The politics of sunken republics
I was a hardcore environmentalist when I started college. I’ve since become more pragmatic. I view environmentalism as the web of interaction between humans and their surroundings.
A text in one college class proposed the term “ecoholism” as a substitute for “environmentalism.” Despite the dreadfulness of the word —I think it sounds like a mental illness— it makes more sense; your environment is, after all, everything in your environs, and ecoholism embraces natural systems. In the perpetual battle of semantics, “ecoholist” has lost out to “environmentalist,” but I’ll leave the semantics to others, such as the “content-free encyclopedia” Uncyclopedia.
One thing that I do recall from that era of my life, besides a sarcastic professorial proclamation of “we’re all environmentalists after an oil spill,” was that the environmental movement emboldened grassroots action.
In other words, normal people could impact— successfully—far-reaching, longstanding policy on environmental issues that they likely could not for, say, U.S pressure on foreign central bank fiscal policies.
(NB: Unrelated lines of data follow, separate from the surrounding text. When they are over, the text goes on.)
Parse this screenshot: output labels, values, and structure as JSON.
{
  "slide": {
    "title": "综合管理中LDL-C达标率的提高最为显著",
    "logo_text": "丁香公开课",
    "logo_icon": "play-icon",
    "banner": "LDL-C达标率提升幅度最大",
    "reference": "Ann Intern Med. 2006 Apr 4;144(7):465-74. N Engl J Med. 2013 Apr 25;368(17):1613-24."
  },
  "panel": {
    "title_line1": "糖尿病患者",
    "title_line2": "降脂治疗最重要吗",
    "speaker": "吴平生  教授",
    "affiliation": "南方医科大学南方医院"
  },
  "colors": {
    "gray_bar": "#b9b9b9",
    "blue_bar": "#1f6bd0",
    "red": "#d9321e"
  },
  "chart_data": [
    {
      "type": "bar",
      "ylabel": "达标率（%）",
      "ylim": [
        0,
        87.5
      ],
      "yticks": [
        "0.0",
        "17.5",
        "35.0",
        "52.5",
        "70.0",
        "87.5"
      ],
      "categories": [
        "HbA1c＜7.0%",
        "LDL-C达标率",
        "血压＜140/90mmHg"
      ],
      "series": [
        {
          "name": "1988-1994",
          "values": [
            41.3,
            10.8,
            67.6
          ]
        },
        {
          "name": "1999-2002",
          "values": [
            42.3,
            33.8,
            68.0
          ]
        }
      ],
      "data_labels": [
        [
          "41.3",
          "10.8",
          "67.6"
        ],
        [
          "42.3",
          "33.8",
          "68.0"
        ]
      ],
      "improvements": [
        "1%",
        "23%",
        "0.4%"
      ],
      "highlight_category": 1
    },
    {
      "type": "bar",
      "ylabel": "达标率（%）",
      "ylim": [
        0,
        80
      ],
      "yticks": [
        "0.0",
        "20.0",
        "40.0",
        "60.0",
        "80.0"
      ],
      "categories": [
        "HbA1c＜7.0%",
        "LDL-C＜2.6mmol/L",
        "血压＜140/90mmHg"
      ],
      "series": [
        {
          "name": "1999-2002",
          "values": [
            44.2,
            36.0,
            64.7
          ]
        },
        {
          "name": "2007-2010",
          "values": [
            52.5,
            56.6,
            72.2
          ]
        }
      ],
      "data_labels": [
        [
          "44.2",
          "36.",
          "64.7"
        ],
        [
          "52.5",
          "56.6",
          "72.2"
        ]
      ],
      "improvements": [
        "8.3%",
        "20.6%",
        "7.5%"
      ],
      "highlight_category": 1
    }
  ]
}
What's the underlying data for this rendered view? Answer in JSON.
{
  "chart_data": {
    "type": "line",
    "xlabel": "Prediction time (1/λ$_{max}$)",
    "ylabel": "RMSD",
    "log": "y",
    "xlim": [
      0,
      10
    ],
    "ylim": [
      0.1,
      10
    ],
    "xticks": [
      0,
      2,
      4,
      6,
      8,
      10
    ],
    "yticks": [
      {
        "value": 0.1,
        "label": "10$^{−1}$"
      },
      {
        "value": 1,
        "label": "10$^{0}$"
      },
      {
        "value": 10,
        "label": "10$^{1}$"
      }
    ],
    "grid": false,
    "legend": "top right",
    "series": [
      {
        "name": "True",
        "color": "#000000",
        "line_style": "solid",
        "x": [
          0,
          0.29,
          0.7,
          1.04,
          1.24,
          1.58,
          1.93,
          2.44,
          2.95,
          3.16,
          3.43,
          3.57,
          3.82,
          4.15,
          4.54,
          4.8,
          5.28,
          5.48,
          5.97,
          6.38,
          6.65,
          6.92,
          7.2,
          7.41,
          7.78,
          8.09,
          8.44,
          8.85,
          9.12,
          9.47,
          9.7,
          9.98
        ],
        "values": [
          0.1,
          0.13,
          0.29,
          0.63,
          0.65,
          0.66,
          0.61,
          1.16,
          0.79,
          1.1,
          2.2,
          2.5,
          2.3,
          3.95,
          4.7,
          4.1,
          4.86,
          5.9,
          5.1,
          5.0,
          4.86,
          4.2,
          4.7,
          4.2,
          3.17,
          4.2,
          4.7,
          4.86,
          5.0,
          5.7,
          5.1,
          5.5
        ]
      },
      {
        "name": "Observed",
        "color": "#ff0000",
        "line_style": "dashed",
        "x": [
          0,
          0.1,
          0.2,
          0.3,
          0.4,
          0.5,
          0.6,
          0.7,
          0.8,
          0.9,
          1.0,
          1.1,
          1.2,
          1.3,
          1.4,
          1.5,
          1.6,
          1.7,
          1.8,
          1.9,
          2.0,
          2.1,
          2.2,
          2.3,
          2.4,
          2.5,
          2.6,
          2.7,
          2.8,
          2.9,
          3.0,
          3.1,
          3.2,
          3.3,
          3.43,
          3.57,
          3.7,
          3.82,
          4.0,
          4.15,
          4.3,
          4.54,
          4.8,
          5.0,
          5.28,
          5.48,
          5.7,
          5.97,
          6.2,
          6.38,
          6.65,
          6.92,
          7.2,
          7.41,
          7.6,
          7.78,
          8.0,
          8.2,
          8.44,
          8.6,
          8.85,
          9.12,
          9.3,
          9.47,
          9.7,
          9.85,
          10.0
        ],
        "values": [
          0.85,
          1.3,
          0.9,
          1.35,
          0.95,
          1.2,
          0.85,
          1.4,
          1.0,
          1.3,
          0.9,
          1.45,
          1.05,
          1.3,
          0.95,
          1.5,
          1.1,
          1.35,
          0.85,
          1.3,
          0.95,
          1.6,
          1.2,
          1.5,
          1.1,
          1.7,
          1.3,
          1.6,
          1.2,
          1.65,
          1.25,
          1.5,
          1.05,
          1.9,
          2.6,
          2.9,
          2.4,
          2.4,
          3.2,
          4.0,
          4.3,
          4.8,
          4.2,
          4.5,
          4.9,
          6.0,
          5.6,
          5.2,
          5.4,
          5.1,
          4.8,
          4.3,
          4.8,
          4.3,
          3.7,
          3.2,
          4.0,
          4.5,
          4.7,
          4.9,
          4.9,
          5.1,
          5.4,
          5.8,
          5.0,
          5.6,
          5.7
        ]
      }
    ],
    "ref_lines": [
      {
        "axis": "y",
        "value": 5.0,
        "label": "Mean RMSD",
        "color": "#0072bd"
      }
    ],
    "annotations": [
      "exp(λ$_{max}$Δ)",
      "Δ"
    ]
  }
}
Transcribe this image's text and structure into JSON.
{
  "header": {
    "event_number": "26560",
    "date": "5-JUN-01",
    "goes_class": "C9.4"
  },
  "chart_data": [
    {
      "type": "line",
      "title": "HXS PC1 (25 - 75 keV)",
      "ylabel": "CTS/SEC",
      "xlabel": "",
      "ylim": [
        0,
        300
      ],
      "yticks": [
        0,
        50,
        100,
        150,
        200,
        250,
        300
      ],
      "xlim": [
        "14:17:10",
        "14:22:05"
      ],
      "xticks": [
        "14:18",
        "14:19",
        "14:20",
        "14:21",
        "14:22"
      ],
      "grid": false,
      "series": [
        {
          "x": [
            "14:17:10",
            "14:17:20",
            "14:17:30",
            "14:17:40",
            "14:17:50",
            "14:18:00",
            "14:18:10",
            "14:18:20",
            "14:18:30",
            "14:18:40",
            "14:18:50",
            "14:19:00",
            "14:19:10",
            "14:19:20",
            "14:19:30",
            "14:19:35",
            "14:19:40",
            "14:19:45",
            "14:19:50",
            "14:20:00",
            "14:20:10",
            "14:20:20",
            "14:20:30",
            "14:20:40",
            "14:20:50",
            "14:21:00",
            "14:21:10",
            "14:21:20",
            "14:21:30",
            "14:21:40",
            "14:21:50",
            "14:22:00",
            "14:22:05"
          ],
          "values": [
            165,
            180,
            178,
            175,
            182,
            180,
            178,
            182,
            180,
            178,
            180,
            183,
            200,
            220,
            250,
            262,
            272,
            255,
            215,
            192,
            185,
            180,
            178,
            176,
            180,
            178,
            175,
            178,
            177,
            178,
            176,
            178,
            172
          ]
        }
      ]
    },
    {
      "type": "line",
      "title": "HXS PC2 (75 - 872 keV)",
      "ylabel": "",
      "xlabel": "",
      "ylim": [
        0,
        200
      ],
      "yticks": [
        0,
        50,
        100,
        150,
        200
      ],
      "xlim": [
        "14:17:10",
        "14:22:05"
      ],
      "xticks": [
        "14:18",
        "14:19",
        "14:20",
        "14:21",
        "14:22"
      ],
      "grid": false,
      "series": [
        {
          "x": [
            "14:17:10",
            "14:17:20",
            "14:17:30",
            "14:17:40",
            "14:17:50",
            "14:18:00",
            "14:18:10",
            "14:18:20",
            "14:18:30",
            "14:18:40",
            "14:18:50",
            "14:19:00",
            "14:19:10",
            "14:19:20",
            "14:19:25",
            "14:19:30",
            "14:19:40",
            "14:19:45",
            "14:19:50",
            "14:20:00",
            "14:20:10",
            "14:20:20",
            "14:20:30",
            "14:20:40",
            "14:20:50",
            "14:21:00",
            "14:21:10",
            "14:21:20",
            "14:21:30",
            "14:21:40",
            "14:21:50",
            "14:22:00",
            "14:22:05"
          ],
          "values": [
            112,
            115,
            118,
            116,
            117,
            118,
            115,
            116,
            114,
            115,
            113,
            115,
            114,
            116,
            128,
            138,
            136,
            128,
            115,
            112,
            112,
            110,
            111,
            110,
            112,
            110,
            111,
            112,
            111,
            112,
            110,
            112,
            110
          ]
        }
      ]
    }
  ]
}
It is common to see teenage activists at global environmental conferences, as participants, not spectators.
At the same time, environmental challenges can be subtle, like tracking the carbon footprint of a product’s lifecycle, or determining if biofuels help or harm the planet.
The pragmatist in me, however, needs to point out some realities in environmental politics.
First up is American legislative politics. Republicans will make significant gains in this year’s mid-term congressional elections. This is normal; the president’s party loses seats in the House of Representatives and the Senate when he’s not running. It’s the closest thing American federal politics has to a referendum on the president. Sometimes it doesn’t happen, like if the economy is booming, or during a national crisis.
There is no reason to believe that in 2022.
And American Republicans are to the right of other conservative and right-of-center governments on climate change and the environment.
Which brings us back to coal company owner-turned-conservative Democratic Sen. Joe Manchin from West Virginia. The current Democratic power broker describes himself as “all of the above” on energy options. Despite his recent hostility to climate change proposals, he has indicated that he can support climate legislation so long as that legislation reduces the federal budget deficit.
It’s not far-fetched to say that carbon has friends in American government and will likely get more.
Presidents can do certain things. They can emphasize policies and use executive orders to organize how the federal government will use its resources. But it is up to Congress to make law. That is literally its job. Any new law, or international agreement with the force of law, also known as a treaty, must go through the U.S. Senate, and not just pass, but pass with 66 percent of senators voting for it.
Which means fundamental environmental legislation will be dead in the water. Which brings us to water.
In August, the Pacific Islands Forum passed the Declaration of Preserving Maritime Zones in the Face of Climate Change-Related Sea-Level Rise. Essentially, this creates a permanent addendum to the United Nations Convention on the Law of the Sea (UNCLOS). Under UNCLOS, coastal states can claim a 200-mile exclusive economic zone (EEZ) from the low water mark “baseline,” giving them the right to exploit the resources both in the water and the seabed, with extended rights to seabed resources if certain undersea structures exist. These nations have stated that they will not adjust their baselines, or any measure of territory, even if sea levels rise and their citizens flee.
In other words, these nations swear to remain a nation even if they no longer have land.
It goes without saying that for many small island developing states, or as I continue to call them, “big ocean developing states,” the EEZ dwarfs the landmass. Many island state EEZs are the largest in the world, full of lucrative tuna and undersea minerals.
UNCLOS is a strange creature, and the Forum is both relying on and challenging the Law of the Sea.
Would international law in the form of UNCLOS recognize submerged territory? As the Library of Congress’ Global Legal Monitor stated, “article 121, paragraph 3 of UNCLOS provides that ‘rocks which cannot sustain human habitation or economic life of their own shall have no exclusive economic zone or continental shelf.’”
In other words, a place where a human cannot live might not be something that a displaced nation, or anyone for that matter, can lay claim to. It would become “high seas” under UNCLOS, even if those seas are shallow.
Speaking of displacement, how would citizens of a submerged republic exercise this sovereignty they have kept? Would they continue to be a nation if the entire population emigrated? Suppose the country that accepted them decided to annex whatever maritime claims that nation held, such as a legislative quid pro quo? As in, your people can come here, but we get your sea. Suppose further that the accepting nation has a powerful navy.
I applaud Pacific islands for making this move. We’ll see if other regions, such as the Caribbean, make similar moves. While I am a pragmatist and a realist, I hope that concerted action will leave such questions as questions not in need of an answer.